Based on the literature review, the authors identify several common challenges of and barriers to locally led adaptation. Capacity is one common challenge and barrier. Different local actors across the Global South have varying capacities to access the information, financing structures, and funding they need. Reasons behind funders’ reluctance to invest in local actors, institutions, and organizations include external perceptions of risk, high transaction costs, and insufficient subnational capacities of local governments and organizations to develop and carry out projects (IIED 2017). Accessibility also remains a barrier to locally led adaptation because funding is “lost in complex processes” or not adapted to local priorities (Restle-Steinert et al. 2019).

Local actors on the front lines often lack the financial resources and capacity to plan and implement adaptation themselves (Restle-Steinert et al. 2019). Addressing such capacity gaps—both as part of projects and also outside of them, and on a more institutional level—has been identified as critical, and could help make investing in locally led efforts more effective and attractive to funders. Related limitations at the local level can include a lack of awareness of the need and incentives for climate adaptation, limited administration capacities, weak policies, complicated dynamics in local politics, and inappropriate budgetary allocations (IIED et al. 2016; Musah-Surugu et al. 2017). These factors have implications for the extent to which finance reaches local levels—and, most importantly, the extent by which adaptation is led by local actors.

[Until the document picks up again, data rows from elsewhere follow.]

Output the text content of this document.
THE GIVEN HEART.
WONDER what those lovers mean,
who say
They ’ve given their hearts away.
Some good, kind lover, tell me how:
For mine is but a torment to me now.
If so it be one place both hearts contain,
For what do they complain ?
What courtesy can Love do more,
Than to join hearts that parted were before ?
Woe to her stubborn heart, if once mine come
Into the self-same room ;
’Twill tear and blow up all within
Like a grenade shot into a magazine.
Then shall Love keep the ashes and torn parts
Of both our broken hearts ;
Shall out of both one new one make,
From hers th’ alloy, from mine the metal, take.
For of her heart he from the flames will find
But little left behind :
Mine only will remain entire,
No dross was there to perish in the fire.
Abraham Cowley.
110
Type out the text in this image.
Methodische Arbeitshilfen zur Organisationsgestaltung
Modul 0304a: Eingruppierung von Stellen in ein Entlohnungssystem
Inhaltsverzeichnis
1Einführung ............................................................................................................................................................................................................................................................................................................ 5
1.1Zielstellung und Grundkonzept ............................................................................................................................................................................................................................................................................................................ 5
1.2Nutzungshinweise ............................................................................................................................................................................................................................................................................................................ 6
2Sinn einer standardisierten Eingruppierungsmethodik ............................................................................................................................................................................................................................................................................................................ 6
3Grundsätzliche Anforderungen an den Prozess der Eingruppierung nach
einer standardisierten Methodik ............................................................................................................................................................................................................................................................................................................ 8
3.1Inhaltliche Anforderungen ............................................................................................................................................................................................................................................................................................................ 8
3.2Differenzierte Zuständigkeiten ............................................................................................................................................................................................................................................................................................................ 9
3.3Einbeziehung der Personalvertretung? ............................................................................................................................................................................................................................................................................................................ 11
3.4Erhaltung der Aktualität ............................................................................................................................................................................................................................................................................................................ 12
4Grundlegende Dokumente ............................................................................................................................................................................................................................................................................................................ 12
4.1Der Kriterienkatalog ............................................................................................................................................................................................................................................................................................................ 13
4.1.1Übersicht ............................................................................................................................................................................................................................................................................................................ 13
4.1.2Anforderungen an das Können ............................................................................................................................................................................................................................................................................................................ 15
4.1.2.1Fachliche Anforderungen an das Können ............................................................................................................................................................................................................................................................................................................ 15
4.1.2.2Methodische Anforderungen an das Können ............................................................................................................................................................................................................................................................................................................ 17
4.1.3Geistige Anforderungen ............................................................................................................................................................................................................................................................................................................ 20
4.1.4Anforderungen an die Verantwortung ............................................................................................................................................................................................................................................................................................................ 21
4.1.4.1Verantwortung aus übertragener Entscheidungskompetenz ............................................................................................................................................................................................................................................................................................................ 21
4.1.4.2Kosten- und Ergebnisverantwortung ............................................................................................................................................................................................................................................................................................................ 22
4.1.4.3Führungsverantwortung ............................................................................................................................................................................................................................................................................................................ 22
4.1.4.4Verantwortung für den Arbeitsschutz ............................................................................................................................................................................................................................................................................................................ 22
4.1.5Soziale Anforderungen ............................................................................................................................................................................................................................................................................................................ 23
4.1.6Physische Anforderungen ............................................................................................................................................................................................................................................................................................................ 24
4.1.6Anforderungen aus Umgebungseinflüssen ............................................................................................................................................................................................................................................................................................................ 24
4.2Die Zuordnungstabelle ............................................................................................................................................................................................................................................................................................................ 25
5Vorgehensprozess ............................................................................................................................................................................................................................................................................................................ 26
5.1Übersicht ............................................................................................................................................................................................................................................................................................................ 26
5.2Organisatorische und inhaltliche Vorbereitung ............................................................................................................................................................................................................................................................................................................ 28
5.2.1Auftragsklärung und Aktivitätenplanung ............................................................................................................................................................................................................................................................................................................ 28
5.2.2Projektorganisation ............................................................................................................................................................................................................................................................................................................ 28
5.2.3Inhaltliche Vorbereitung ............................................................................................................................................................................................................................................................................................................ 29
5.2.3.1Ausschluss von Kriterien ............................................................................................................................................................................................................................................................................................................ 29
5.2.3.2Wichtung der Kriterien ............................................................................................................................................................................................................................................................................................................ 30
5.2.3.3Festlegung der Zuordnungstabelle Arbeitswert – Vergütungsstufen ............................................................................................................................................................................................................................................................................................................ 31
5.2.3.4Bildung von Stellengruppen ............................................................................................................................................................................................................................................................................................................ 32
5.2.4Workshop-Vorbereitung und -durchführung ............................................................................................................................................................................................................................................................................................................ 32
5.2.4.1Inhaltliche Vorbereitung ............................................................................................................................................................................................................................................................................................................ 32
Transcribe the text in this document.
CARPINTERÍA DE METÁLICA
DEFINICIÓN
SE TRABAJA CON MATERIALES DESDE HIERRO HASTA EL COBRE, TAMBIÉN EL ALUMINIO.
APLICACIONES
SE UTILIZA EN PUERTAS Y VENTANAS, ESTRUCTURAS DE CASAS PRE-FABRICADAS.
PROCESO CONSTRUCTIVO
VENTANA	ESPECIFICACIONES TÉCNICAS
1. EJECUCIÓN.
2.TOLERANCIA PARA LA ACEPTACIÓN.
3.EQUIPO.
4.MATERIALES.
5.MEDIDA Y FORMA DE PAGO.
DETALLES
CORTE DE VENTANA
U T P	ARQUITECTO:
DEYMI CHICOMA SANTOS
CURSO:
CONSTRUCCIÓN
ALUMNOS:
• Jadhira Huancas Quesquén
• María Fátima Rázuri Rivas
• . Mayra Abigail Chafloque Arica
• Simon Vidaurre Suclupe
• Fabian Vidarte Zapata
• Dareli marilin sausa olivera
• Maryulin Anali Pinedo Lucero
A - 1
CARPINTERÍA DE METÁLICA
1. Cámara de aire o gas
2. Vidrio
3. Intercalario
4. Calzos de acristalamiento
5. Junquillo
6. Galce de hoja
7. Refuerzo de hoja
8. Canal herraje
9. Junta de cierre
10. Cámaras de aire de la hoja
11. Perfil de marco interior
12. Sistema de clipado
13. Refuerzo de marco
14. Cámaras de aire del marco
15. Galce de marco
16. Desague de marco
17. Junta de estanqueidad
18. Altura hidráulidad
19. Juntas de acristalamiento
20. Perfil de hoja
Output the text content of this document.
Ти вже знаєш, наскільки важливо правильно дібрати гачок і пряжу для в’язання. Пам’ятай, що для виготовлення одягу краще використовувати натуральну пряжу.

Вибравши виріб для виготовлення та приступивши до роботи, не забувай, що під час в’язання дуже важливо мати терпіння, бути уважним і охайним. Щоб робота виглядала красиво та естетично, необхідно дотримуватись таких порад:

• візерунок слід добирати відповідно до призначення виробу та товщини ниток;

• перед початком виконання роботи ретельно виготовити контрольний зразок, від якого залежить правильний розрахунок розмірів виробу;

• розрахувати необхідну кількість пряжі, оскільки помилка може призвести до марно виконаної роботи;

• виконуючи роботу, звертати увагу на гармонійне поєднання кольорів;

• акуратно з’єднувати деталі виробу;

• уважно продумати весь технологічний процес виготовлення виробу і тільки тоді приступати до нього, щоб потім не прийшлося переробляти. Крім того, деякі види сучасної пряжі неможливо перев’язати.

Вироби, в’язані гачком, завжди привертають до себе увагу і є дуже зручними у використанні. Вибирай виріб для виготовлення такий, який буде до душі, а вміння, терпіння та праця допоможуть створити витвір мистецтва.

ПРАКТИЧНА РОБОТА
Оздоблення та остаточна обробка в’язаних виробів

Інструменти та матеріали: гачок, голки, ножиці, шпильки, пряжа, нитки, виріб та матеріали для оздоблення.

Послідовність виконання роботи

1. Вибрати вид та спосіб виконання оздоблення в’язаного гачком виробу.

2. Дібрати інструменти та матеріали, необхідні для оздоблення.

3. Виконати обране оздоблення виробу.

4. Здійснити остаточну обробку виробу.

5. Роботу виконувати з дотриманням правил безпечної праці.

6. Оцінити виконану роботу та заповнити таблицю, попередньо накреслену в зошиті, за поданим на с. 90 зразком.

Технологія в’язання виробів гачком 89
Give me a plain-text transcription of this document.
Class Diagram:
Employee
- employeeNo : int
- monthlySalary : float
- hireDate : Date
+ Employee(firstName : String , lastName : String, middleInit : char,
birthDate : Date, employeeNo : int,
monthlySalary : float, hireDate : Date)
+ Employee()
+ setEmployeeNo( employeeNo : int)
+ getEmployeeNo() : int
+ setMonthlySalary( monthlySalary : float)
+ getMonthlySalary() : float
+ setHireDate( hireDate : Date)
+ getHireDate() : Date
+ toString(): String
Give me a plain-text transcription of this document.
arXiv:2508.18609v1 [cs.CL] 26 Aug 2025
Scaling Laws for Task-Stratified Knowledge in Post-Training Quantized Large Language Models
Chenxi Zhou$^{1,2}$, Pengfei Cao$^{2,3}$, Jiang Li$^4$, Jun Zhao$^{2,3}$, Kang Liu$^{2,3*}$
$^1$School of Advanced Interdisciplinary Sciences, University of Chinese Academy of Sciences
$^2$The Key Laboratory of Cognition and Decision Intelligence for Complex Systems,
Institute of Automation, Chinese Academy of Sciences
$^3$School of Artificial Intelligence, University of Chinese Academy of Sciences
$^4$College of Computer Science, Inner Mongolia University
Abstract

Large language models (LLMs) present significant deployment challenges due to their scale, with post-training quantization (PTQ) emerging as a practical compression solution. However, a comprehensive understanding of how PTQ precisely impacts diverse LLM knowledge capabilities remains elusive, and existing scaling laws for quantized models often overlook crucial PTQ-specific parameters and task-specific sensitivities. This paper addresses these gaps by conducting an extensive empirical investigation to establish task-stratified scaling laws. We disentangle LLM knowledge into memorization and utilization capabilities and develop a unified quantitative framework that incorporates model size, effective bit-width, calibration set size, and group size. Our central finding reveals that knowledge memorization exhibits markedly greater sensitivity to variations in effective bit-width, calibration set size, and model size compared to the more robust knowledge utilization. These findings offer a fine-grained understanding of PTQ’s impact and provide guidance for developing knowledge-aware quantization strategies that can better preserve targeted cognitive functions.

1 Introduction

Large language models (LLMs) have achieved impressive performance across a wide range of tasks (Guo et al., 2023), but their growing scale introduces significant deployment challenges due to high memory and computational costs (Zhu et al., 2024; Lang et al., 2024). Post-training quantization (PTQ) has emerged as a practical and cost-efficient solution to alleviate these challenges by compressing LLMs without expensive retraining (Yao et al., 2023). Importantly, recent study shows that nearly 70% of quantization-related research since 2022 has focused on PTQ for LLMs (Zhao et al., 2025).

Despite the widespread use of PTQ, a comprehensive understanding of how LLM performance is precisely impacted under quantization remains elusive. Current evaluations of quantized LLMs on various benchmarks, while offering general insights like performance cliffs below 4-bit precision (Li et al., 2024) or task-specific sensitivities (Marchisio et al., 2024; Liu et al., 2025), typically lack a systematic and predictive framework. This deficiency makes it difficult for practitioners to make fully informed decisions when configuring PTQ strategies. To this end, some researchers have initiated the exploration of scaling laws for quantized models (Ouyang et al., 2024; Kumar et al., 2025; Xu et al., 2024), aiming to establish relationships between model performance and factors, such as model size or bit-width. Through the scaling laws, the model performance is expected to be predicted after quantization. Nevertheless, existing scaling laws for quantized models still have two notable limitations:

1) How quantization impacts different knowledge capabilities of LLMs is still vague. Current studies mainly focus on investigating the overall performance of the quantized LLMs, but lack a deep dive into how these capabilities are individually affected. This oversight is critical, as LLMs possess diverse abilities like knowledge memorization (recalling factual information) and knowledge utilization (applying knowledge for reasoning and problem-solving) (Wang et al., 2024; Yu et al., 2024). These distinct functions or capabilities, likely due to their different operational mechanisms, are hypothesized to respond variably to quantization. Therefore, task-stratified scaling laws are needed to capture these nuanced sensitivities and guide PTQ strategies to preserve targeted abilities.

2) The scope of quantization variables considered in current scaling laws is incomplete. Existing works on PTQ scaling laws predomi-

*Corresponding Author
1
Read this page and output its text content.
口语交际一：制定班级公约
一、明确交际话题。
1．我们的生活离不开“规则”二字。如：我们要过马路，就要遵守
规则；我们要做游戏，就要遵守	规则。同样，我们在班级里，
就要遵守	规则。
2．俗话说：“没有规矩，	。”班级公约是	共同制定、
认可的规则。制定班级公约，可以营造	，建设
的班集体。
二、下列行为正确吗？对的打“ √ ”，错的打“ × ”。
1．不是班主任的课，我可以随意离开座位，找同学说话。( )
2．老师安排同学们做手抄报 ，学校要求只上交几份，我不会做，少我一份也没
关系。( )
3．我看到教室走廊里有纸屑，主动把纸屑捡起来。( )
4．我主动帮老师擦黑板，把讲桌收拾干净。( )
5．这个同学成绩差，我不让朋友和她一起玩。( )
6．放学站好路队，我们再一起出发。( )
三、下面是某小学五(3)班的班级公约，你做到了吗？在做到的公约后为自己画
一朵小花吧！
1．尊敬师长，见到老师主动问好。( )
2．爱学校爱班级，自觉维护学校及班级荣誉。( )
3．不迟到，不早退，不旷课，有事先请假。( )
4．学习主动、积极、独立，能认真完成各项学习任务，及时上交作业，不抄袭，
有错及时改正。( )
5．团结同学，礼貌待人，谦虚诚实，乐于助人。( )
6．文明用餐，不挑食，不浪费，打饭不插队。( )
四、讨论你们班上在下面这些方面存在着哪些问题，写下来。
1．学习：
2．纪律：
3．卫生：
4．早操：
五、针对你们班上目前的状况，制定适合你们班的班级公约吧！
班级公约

There is also the question of where and how governments and local actors can access additional finance to deliver the required investments in capacity building, which in turn is closely tied to being able to access international and national climate finance. Some solutions identified in the literature include enhancing local capacities and skills as part of funding packages to encourage continuity and long-term sustainability—with regard to management, learning, monitoring, and scaling—after the intervention has ended.